The question says:- $A = \{1,2,3,4,5,6\}$ and $R = \{(S_1, S_2) :S_1, S_2 \subset A, S1\nsubseteq S2\}$.
My thought:- $S_1$ contains the subsets of $A$ and $S_2$ contains the subset of $A$ and $S_1$ is not a subset of $S_2$ then there are no elements common in $S_1$ and $S_2$ so there is not relations such as if $(a, b)$ is an element of $A$ and $(b, c)$ is an element of $A$ then $(a, c)$ is an element of $A$ as $b$ is not element of $S_1$.. Hence i can say the relation is transitive.. But the answer says it is not transitive
Assuming I interpreted your relation correctly, as I described in the comment...

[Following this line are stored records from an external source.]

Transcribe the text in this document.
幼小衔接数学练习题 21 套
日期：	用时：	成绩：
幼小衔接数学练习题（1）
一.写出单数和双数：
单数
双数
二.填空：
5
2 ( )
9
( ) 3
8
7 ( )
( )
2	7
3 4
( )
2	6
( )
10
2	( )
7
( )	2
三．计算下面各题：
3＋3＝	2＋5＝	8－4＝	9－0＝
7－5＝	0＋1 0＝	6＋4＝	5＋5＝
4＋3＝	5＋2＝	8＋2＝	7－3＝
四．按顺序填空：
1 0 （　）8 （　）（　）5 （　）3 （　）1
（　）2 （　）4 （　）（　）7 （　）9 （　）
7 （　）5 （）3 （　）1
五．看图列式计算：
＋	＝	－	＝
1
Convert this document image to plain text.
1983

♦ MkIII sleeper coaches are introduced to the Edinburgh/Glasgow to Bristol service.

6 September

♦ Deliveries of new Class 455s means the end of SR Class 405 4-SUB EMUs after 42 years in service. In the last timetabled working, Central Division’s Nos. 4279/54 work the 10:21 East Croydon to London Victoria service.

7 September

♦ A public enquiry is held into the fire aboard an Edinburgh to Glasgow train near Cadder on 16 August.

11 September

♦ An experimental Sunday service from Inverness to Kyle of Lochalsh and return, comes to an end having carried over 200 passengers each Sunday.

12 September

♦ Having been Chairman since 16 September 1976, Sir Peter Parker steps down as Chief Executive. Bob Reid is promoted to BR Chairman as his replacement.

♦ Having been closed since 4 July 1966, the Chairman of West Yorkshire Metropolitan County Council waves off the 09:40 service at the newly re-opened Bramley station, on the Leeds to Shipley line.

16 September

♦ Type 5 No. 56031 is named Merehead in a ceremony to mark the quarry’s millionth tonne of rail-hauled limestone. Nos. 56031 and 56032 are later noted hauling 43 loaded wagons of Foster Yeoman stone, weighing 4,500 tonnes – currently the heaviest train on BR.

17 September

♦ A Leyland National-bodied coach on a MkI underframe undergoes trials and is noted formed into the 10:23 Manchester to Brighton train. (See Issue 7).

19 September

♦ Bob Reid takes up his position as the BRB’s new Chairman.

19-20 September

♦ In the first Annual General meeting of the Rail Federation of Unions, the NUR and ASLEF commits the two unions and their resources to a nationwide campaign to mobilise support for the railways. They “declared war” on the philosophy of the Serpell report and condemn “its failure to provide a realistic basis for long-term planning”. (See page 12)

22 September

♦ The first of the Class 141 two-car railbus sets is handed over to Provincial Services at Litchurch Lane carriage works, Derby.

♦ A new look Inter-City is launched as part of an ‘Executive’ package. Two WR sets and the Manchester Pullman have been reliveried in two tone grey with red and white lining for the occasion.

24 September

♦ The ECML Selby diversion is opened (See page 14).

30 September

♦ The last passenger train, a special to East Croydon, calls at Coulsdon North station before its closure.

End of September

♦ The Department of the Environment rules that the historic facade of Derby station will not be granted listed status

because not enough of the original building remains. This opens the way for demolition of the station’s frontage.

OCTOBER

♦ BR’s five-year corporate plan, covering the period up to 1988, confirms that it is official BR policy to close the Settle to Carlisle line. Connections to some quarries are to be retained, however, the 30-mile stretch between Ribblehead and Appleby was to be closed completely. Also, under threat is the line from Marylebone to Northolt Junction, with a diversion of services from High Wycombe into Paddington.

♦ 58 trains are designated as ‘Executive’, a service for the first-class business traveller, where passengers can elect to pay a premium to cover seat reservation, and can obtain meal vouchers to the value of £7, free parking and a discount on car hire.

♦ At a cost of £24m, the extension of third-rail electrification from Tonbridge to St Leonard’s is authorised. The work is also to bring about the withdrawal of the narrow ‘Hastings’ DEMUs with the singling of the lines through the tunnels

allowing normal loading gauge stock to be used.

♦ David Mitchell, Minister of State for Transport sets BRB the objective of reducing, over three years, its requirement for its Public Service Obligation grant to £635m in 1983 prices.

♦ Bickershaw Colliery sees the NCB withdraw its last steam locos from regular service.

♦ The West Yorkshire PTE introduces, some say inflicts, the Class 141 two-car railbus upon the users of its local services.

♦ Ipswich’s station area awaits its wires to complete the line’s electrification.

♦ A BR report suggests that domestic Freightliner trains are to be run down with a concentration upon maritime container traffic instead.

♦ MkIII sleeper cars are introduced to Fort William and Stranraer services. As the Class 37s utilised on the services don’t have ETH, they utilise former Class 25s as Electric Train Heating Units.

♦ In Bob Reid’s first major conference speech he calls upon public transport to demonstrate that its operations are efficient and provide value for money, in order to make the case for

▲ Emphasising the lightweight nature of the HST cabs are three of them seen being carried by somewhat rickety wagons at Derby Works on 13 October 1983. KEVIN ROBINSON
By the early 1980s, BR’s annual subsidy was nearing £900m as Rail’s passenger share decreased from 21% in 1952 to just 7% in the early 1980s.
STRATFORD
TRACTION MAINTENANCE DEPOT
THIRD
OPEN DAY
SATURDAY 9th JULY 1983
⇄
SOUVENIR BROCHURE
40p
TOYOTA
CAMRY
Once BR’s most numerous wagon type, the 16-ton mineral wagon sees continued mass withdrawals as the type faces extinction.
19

For transitivity to hold, we require $\forall S_1, S_2, S_3$, subsets of $A$, $S_1 \sim S_2$ and $S_2 \sim S_3 \implies S_1 \sim S_3$. (or, $(S_1, S_2) \in R$ and $(S_2, S_3) \in R \implies (S_1, S_3) \in R$)
Let $S_1 = \{1, 2\}$
Let $S_2 = \{2, 3\}$
Let $S_3 = \{1, 2, 4\}$
$S_1 \sim S_2$ (i.e. $(S_1, S_2) \in R$) since $S_1$ is not a subset of $S_2$.
$S_2 \sim S_3$ (i.e. $(S_2, S_3) \in R$) since $S_2$ is not a subset of $S_3$.
But $S_1$ is a subset of $S_3$, so $S_1$ is not equivalent to $S_3$ ($(S_1, S_3) \notin R$). This is one of many examples where transitivity will fail.